201510_1158 Monschau - Autumn Colors
Monschau (French: Montjoie, Walloon: Mondjoye) is a small resort town in the Eifel region of western Germany, located in the district Aachen, North Rhine-Westphalia.
The town is located in the hills of the North Eifel, within the Hohes Venn – Eifel Nature Park in the narrow valley of the Rur river.
The historic town center has many preserved half-timbered houses and narrow streets have remained nearly unchanged for 300 years, making the town a popular tourist attraction nowadays. An open-air, classical music festival is staged annually at Burg Monschau. Historically, the main industry of the town was cloth-mills.

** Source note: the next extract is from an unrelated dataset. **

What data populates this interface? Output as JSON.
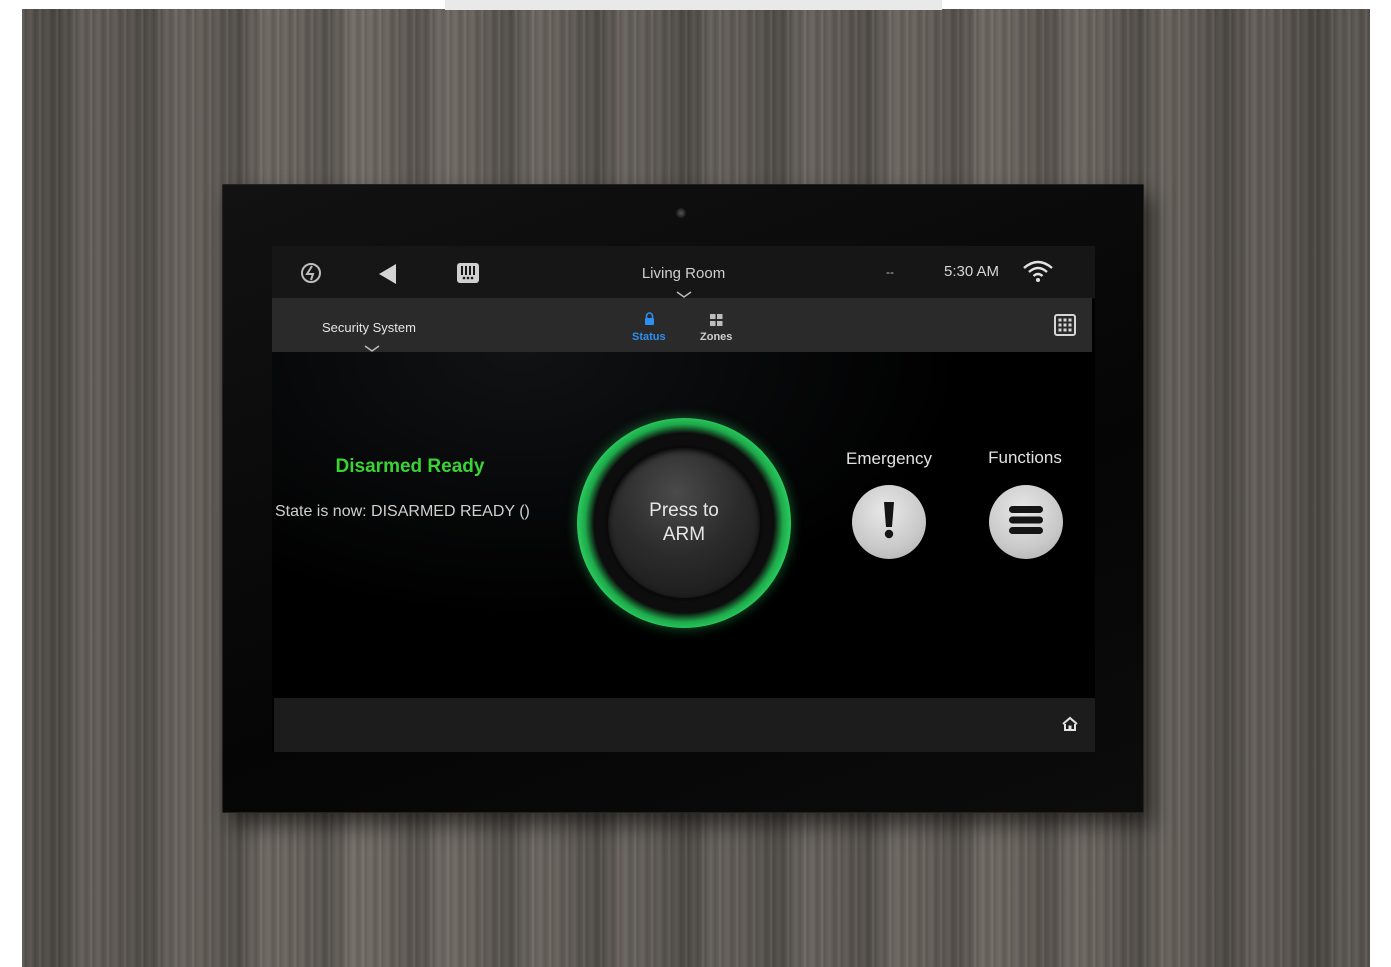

On the heights above the city is Monschau castle, which dates back to the 13th century — the first mention of Monschau was made in 1198. Beginning in 1433, the castle was used as a seat of the dukes of Jülich. In 1543, Emperor Charles V besieged it as part of the Geldern Feud, captured it and plundered the town. However, the castle stayed with Jülich until 1609, when it became part of Palatinate-Neuburg.
In 1795, the French captured the area and, under the name Montjoie, made it the capital of a canton of the Roer département. After the area became part of the Kingdom of Prussia in 1815, Monschau became the district capital of the Kreis Montjoie.
During World War I, some people argued that Monschau (or "Montjoie" as it was then still called) should be annexed to Belgium since they believed it historically to be a Walloon area that had been Germanized by the Prussians.
In 1918, William II, German Emperor, changed the name to Monschau. In 1972, the town was enlarged with the previous independent municipalities of Höfen, Imgenbroich, Kalterherberg, Konzen, Mützenich and Rohren. Mützenich, to the west of the town center, is an exclave of German territory surrounded by Belgium. It is separated from Germany by the Vennbahn railway line, which was assigned to Belgium by the Treaty of Versailles in 1919.
During World War II the town of Monschau, sitting on a vital road network, was a point of great tactical importance in the opening phase of the Battle of the Bulge in December 1944.